Method: Patients who were treated for isolated mediastinal tuberculosis following EBUS-TBNA in the period Jan 2012- June 2014 were included in our analysis. All had undergone contrast CT Thorax and who could expectorate had negative sputum culture prior to the procedure. EBUS TBNA was carried out using Olympus BF UC260 scope. The nodes were sampled using 22-gauge needle.
Result: 30 patients (mean age 44yrs, range 19-84 yrs, 18M, 12F) underwent EBUS TBNA for med TB. 37 nodes were sampled. {Station 7 (n=21), 10R (4), 10L (1), 4R (7), 4L(1), 2R (1) and unspecified hilar mass (2)}.

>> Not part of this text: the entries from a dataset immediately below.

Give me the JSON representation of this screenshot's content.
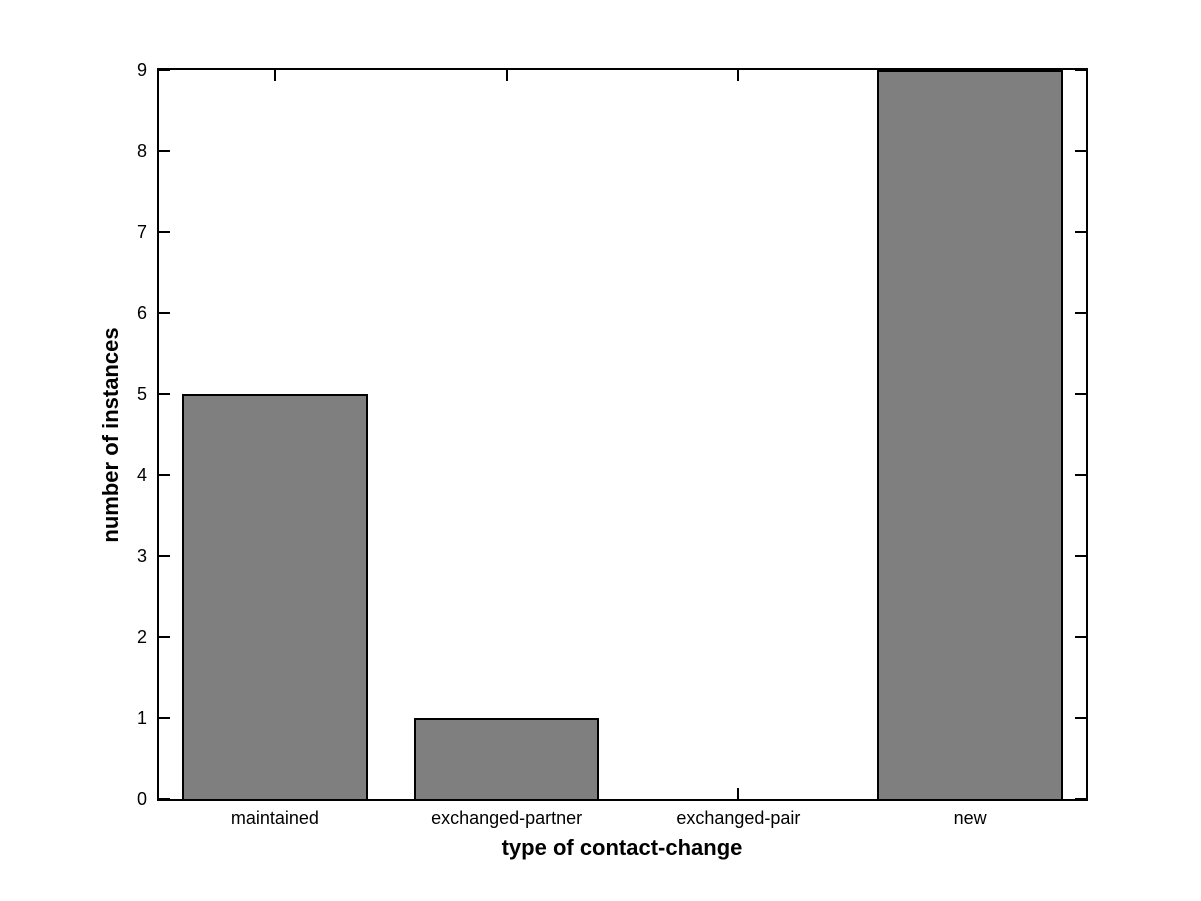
{
  "chart_data": {
    "type": "bar",
    "categories": [
      "maintained",
      "exchanged-partner",
      "exchanged-pair",
      "new"
    ],
    "values": [
      5,
      1,
      0,
      9
    ],
    "title": "",
    "xlabel": "type of contact-change",
    "ylabel": "number of instances",
    "ylim": [
      0,
      9
    ],
    "yticks": [
      0,
      1,
      2,
      3,
      4,
      5,
      6,
      7,
      8,
      9
    ],
    "bar_width_fraction": 0.8,
    "grid": false,
    "legend": null,
    "tick_direction": "in",
    "colors": {
      "bar_fill": "#7f7f7f",
      "bar_edge": "#000000",
      "axis": "#000000",
      "background": "#ffffff",
      "text": "#000000"
    }
  }
}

TBNA confirmed culture positive fully sensitive AFB in 43%(n=13), and granulomatous inflammation consistent with TB in 63%(n=19). Bronchial washings cultured positive in 3%(n=1). Samples obtained at EBUS were inconclusive in 5 (17%)patients. They were referred for surgical mediastinoscopy, which confirmed TB (positive histology in 5 and pos culture in 1). 1 patient was successfully treated empirically. Median time to treatment was 45 days (EBUS alone group) and 63 days (EBUS + mediastinoscopy group).
Conclusion: EBUS-TBNA helped to avoid surgical procedures in majority of patients. Our study supports early use of EBUS TBNA and simultaneous bronchial washings in patients with suspected isolated med TB.
Ref;
Rintoul RC, et al. Thorax 2015;70:175–180.